Os nossos políticos (governantes?) têm uma vida boa com alimentação barata, transportes de luxo gratuitos, importam automóveis para fazer rifas, vendem casas e vistos gold, pelo que se mostram na TV, negoceiam um ou outro qualquer investimento, que é festejado como principio de solução à vista, vendem tudo o que temos de melhor e fazem emperrar toda e qualquer actividade "deitando areia" na engrenagem que qualquer ser humano tente para sobreviver.
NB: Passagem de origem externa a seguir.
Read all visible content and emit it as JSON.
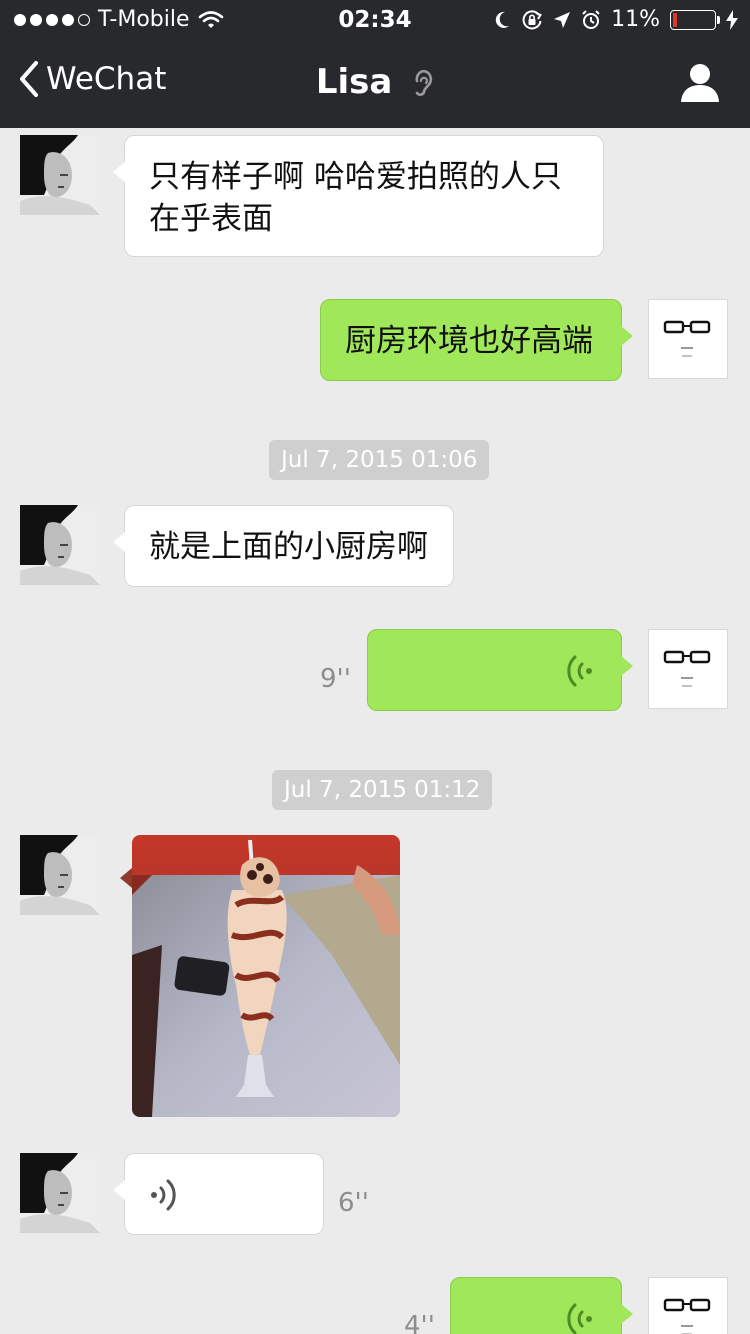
{
  "status_bar": {
    "carrier": "T-Mobile",
    "time": "02:34",
    "battery_percent": "11%",
    "battery_level": 0.11,
    "signal_bars": 4,
    "icons": [
      "wifi-icon",
      "moon-icon",
      "rotation-lock-icon",
      "location-arrow-icon",
      "alarm-icon",
      "charging-bolt-icon"
    ]
  },
  "nav": {
    "back_label": "WeChat",
    "title": "Lisa",
    "icons": [
      "back-chevron-icon",
      "earpiece-mode-icon",
      "profile-icon"
    ]
  },
  "messages": [
    {
      "from": "lisa",
      "type": "text",
      "text_line1": "只有样子啊 哈哈爱拍照的人只",
      "text_line2": "在乎表面"
    },
    {
      "from": "me",
      "type": "text",
      "text": "厨房环境也好高端"
    },
    {
      "type": "timestamp",
      "text": "Jul 7, 2015 01:06"
    },
    {
      "from": "lisa",
      "type": "text",
      "text": "就是上面的小厨房啊"
    },
    {
      "from": "me",
      "type": "voice",
      "duration": "9''"
    },
    {
      "type": "timestamp",
      "text": "Jul 7, 2015 01:12"
    },
    {
      "from": "lisa",
      "type": "image",
      "subject": "sundae-photo"
    },
    {
      "from": "lisa",
      "type": "voice",
      "duration": "6''"
    },
    {
      "from": "me",
      "type": "voice",
      "duration": "4''"
    }
  ],
  "colors": {
    "nav_background": "#28292d",
    "chat_background": "#ebebeb",
    "outgoing_bubble": "#a0e75a",
    "incoming_bubble": "#ffffff",
    "timestamp_pill": "#cfcfcf",
    "battery_low": "#e3342b"
  }
}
Basta ter um campo em que se produzam algumas batatas, pencas ou alhos – e lá está a "PIDE financeira" a extorquir alguns cêntimos e a infernizar a vida às pessoas, tirando-lhes a vontade de se mexer.
Todas estas coisas são reais, diabolicamente reais, porque têm um fundo perverso.
A CEE, que deveria ser Comunidade Ética Europeia, é Comunidade Económica Europeia, destinada a criar um império de ambições desmedidas e apressadas, usando, entre outras coisas mais encobertas, a comunicação social, falsas preocupações humanistas, uma moeda chamada euro, etc., etc.
Como a nossa parte foi mal estudada, aceitamos tudo, uns porque não entenderam, outros porque entenderam de mais para proveito próprio e cá andamos todos entretidos a sofrer e a falar na dívida, que nos sufoca, e não acaba porque há quem queira manter-se dono dessa dívida para estarmos de cócoras e vulneráveis.
E assim chegamos a dias do 40.º aniversário do 25 de Abril, sem democracia, sem ética, sem verdade, sem dinheiro, com fome, com miséria, sem soberania e sem qualquer real importância no império.
Tudo vai continuar mal, em parte, porque não está feito o ordenamento territorial e não há um projecto nacional. Vão surgir projectos, muitos deles oportunistas, e muito aplaudidos, que nada terão a ver com um desenvolvimento alicerçado porque não há alicerces.
A CEE continuará sem qualquer ética, com o império a querer crescer para leste para "ajudar" povos a quem emprestem dinheiro e vendam os produtos imperiais.
Tudo isto podia e devia ser claramente negociado, sem correr minimamente o risco que poderia e poderá ser o da última guerra neste planeta.